Le temps reste indéfini (« un jour », v. 2) comme cela est le cas dans le conte. L'errance se fait aussi bien dans l'espace que dans le temps. Le développement narratif est immédiatement arrêté par l'apparition de Vénus. Le poème est construit sur une opposition entre le passé heureux et un présent douloureux, comme si un fossé les séparait.

Élégie

L'élégie est un genre exprimant la tristesse devant le deuil et l'exil. On retrouve donc dans ce poème toutes les dimensions de l'élégie, qui évoque aussi bien le deuil (la perte d'un être cher) que l'exil (l'éloignement et la perte des repères de l'existence).
La tonalité du poème est élégiaque (interjection « Hélas! ») dans la troisième strophe qui nous donne la raison de la détresse du poète. La raison est la mort de « celle que tant aimait ».

Enjambement

Le dialogue entre le poète et la déesse est d'ailleurs traduit de manière très naturelle, grâce aux enjambements (v 5 et v 10) qui confèrent un ton simple et naturel au dialogue.

Espoir

C'était « l'espoir » qui « guidait » le poète. L'imparfait démarque clairement le passé du présent. « Pièça » (autrefois) la vie du poète avait un sens puisque l'amour le guidait, ce n'est plus le cas aujourd'hui puisqu'il est désormais dépossédé (« m'en ôta », v. 14, « m'a tollu », v. 21) ce qui est le propre de l'endeuillé comme de l'exilé.

Exil

La forêt représente la situation de l'exil. ». Ce vers d'ailleurs permet s'associer la forêt à la situation d'exil dans lequel le poète est depuis sa capture par les anglais, mais le temps reste vague : « longtemps a ». Cet exil se vit aussi dans le temps. L'imparfait introduit donc la distance d'un passé révolu, où le poète était accompagné par sa bien-aimée « en son vivant » (v. 24).

Forêt

La forêt n'est pas ici une forêt en particulier, renvoyant à un lieu précis, désignée au vers 6 par le mot « bois.  C'est une forêt qualifiée par l'expansion « d'Ennuyeuse tristesse » ce qui lui donne une dimension abstraite, conformément à la poésie courtoise.
La forêt est une métaphore de la vie. Au Moyen Âge, la forêt est partout présente, elle est le lieu que l'on traverse pour voyager, à pied ou à cheval, le lieu où l'on chasse, mais aussi le lieu où l'on se perd (elle est souvent une sorte de labyrinthe, thème cher à la littérature médiévale) ou bien un lieu suscitant des apparitions merveilleuses.

Fortune

La Fortune, c'est la chance, le destin. Vénus dit que le poète était fait pour le bonheur « en voie de tout plaisir » (v. 12), mais que le sort lui a été contraire « ne sait qui l'en ôta ». Cette contrariété de la Fortune est bien le malheur de la vie de Charles d'Orléans, qui subit un exil qu'il n'a pas voulu. 

Mort

L'allégorie de la Mort est mise en valeur par l'accent sur la quatrième syllabe  "C'est /par/ la/ Mort/...." C'est la mort qui est venue chercher la femme aimée. Sa cruauté est traduite par le mot « rudesse » placé à la rime. Ce deuil correspond-il à un événement réel ? Il est permis de n'y voir que la reprise d'un lieu commun de la poésie courtoise, qui exprime avant tout le chagrin du du poète.
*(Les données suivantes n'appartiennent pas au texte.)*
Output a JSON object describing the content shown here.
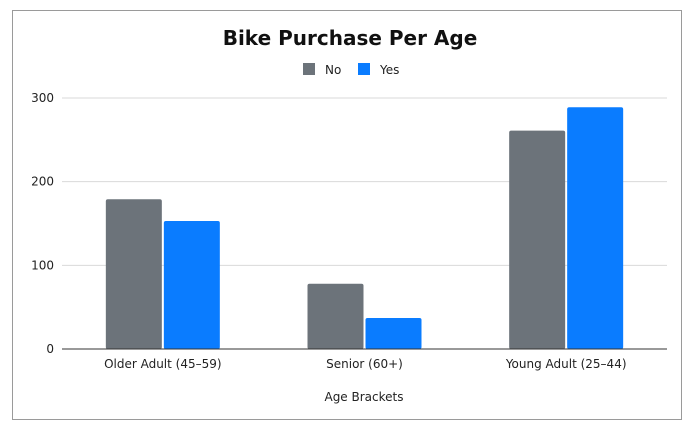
{
  "chart_data": {
    "type": "bar",
    "title": "Bike Purchase Per Age",
    "xlabel": "Age Brackets",
    "ylabel": "",
    "categories": [
      "Older Adult (45–59)",
      "Senior (60+)",
      "Young Adult (25–44)"
    ],
    "series": [
      {
        "name": "No",
        "color": "#6c737a",
        "values": [
          179,
          78,
          261
        ]
      },
      {
        "name": "Yes",
        "color": "#0a7cff",
        "values": [
          153,
          37,
          289
        ]
      }
    ],
    "ylim": [
      0,
      300
    ],
    "yticks": [
      0,
      100,
      200,
      300
    ],
    "grid": true,
    "legend_position": "top-center"
  }
}
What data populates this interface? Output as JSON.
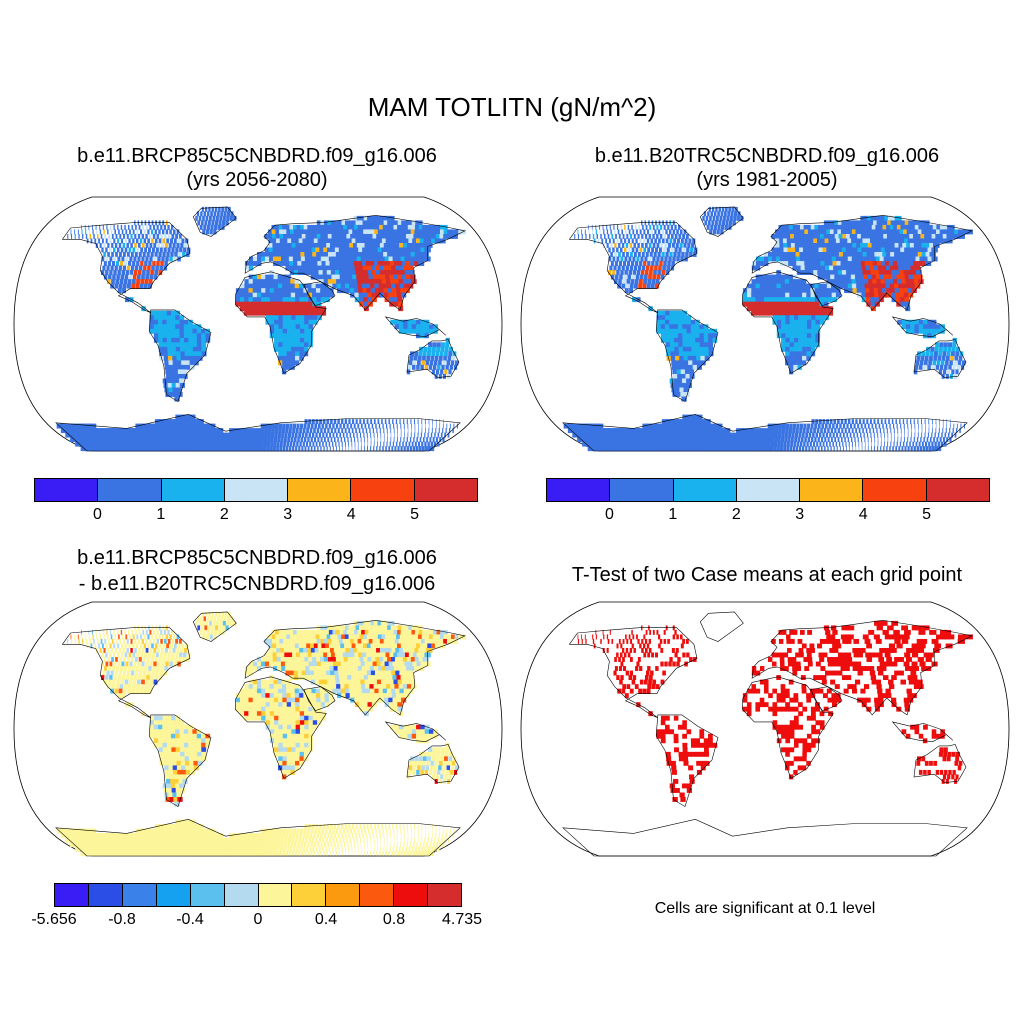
{
  "title": "MAM TOTLITN (gN/m^2)",
  "panels": {
    "future": {
      "case": "b.e11.BRCP85C5CNBDRD.f09_g16.006",
      "years": "(yrs 2056-2080)"
    },
    "historical": {
      "case": "b.e11.B20TRC5CNBDRD.f09_g16.006",
      "years": "(yrs 1981-2005)"
    },
    "difference": {
      "line1": "b.e11.BRCP85C5CNBDRD.f09_g16.006",
      "line2": "- b.e11.B20TRC5CNBDRD.f09_g16.006"
    },
    "ttest": {
      "title": "T-Test of two Case means at each grid point",
      "note": "Cells are significant at 0.1 level"
    }
  },
  "colorbars": {
    "absolute": {
      "colors": [
        "#3a1cf5",
        "#3a74e2",
        "#1ab2ee",
        "#c8e4f5",
        "#fbb41a",
        "#f7410e",
        "#d52d2d"
      ],
      "labels": [
        "0",
        "1",
        "2",
        "3",
        "4",
        "5"
      ]
    },
    "difference": {
      "colors": [
        "#3a1cf5",
        "#2b4ee6",
        "#3a82ea",
        "#16a0f0",
        "#5bc0ee",
        "#b4daf0",
        "#fdf59a",
        "#fdcf38",
        "#fb9a0e",
        "#fb5a0e",
        "#ee0d0d",
        "#d52d2d"
      ],
      "labels": [
        "-5.656",
        "-0.8",
        "-0.4",
        "0",
        "0.4",
        "0.8",
        "4.735"
      ]
    }
  },
  "map_colors": {
    "land_base_abs": "#3a74e2",
    "land_base_diff": "#fdf59a",
    "significant": "#ee0d0d",
    "outline": "#000000"
  }
}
Questions sur François Villon (pour la prochaine fois)
François Villon a-t-il rencontré Charles d’Orléans ?
Est-il du même milieu social que lui ?
Quels ennuis a-t-il eu avec la justice ?
Quelles sont ses œuvres principales ?
Quelles sont les formes poétiques qu’il a pratiquées ?
Pourquoi peut-on dire que sa poésie est satirique ?
Pourquoi peut-on considérer qu’il est le premier « poète maudit » ?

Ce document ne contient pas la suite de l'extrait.